Ainda segundo o prof. Sussekind, essas proposições, que reduzem o espaço da flexibilização dos preceitos reguladores das relações de trabalho, sempre sob a tutela sindical, respeitariam a tradição do direito brasileiro, cujas raízes são romano-germânicas, de direito escrito, baseado em leis, homenageando ao mesmo tempo a defesa da empresa e os legítimos interesses dos trabalhadores.

Por outro lado, tem-se a posição de um segundo grupo, cujo pensamento pode ser sintetizado através do que alvitra o prof. Arion Sayão Romita:

“Não é função do Direito do Trabalho proteger o empregado. Função do Direito do Trabalho é regular as relações entre empregador e empregado, tout court. Afirmar a priori a função protecionista do direito do trabalho em benefício do empregado é desconhecer a bilateralidade da relação de emprego (…)

Para exercer sua função social, ao reconhecer a inicial posição de desvantagem em que se encontra o trabalhador enquanto celebra o contrato subordinativo, o direito do trabalho equilibra as posições econômicas dos respectivos sujeitos por meio de concessão de garantias ao mais fraco, com intuito não de protegê-lo, mas de realizar o ideal de justiça. Repugna ao ideal de justiça a proteção de um dos sujeitos de certa relação social. O ideal de justiça se realiza quando o direito compensa as desigualdades iniciais pela outorga de garantias aptas a igualar as posições (ou, pelo menos, atenuar a desigualdade inicial).

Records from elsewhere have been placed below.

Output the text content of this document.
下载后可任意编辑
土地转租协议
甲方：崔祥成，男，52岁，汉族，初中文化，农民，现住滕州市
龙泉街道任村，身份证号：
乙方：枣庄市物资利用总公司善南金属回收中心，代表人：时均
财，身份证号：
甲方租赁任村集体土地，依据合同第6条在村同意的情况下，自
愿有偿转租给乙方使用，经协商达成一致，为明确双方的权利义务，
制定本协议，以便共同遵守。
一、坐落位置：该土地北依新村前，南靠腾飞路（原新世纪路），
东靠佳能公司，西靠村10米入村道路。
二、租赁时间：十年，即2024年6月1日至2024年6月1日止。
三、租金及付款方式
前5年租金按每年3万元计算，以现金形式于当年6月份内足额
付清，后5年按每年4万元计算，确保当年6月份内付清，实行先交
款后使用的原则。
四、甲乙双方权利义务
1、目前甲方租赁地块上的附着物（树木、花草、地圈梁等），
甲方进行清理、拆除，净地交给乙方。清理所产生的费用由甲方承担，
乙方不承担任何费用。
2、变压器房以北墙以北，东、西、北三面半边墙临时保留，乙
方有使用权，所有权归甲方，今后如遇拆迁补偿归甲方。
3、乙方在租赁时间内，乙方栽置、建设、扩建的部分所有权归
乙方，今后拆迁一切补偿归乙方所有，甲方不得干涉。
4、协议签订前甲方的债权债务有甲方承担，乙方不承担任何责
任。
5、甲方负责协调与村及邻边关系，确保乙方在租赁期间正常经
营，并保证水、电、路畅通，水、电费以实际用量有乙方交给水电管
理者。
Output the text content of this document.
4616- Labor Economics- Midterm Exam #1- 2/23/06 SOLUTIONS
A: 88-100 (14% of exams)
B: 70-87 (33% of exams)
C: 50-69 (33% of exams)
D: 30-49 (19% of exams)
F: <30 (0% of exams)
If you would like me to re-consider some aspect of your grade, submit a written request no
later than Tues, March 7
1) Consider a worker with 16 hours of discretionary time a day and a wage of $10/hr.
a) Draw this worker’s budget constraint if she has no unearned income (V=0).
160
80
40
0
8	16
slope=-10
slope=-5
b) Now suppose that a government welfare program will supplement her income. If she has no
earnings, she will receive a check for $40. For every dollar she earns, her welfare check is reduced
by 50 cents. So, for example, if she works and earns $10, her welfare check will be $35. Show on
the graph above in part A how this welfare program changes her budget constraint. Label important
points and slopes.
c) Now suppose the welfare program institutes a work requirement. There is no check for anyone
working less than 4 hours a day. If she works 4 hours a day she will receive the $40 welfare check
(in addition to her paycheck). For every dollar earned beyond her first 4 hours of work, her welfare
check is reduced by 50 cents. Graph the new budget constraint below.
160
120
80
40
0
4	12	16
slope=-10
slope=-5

O direito do trabalho, como ramo do direito que é, não pode ‘proteger’ o empregado. Deve- isto sim – regular a relação de trabalho para realizar o ideal de justiça mediante a previsão de garantias que compensem a inicial desigualdade social e econômica entre os sujeitos da relação.(…) Segundo uma quarta maneira de encarar a proteção – modo realista, de índole democrática -, a proteção dos trabalhadores representa uma conquista do Estado social e democrático de direito. A proteção visa à eliminação da desigualdade social e econômica entre o empregado e o empregador e a substituição da noção de igualdade meramente jurídica (formal) por uma igualdade material. Longe de desconfiar dos atores sociais, o Estado democrático neles deposita confiança e vê no entendimento direto das classes a melhor maneira de compor os recíprocos interesses”. (ROMITA, 2003, 125)

 

A solução apresentada para se definir a polêmica questão pode ser encontrada dentro da própria Constituição Federal, podendo-se assim, definir qual a flexibilização possível nas relações de trabalho no Brasil, servindo seus princípios e normas como eixo norteador a apontar qual caminho escolhido pelo legislador constituinte originário em tal matéria. Segundo Leonardo Barros Souza,

“O estudo do texto constitucional permite ainda dizer se esse caminho tem como um dos seus objetivos a flexibilização como desregulamentação das relações de trabalho, com gradativa diminuição da intervenção estatal até a passagem final para um modelo de contrato civil, ou como acomodação do Direito do Trabalho aos efeitos da globalização econômica, com preservação de um núcleo mínimo de direitos trabalhistas, processo esse, em última análise, entendido como consequência necessária, gradativa e permanente acomodação da Constituição às transformações históricas que inevitavelmente ocorrem com o curso da linha do tempo e, por conseguinte, à realidade social.” (SOUZA, 2003, 130)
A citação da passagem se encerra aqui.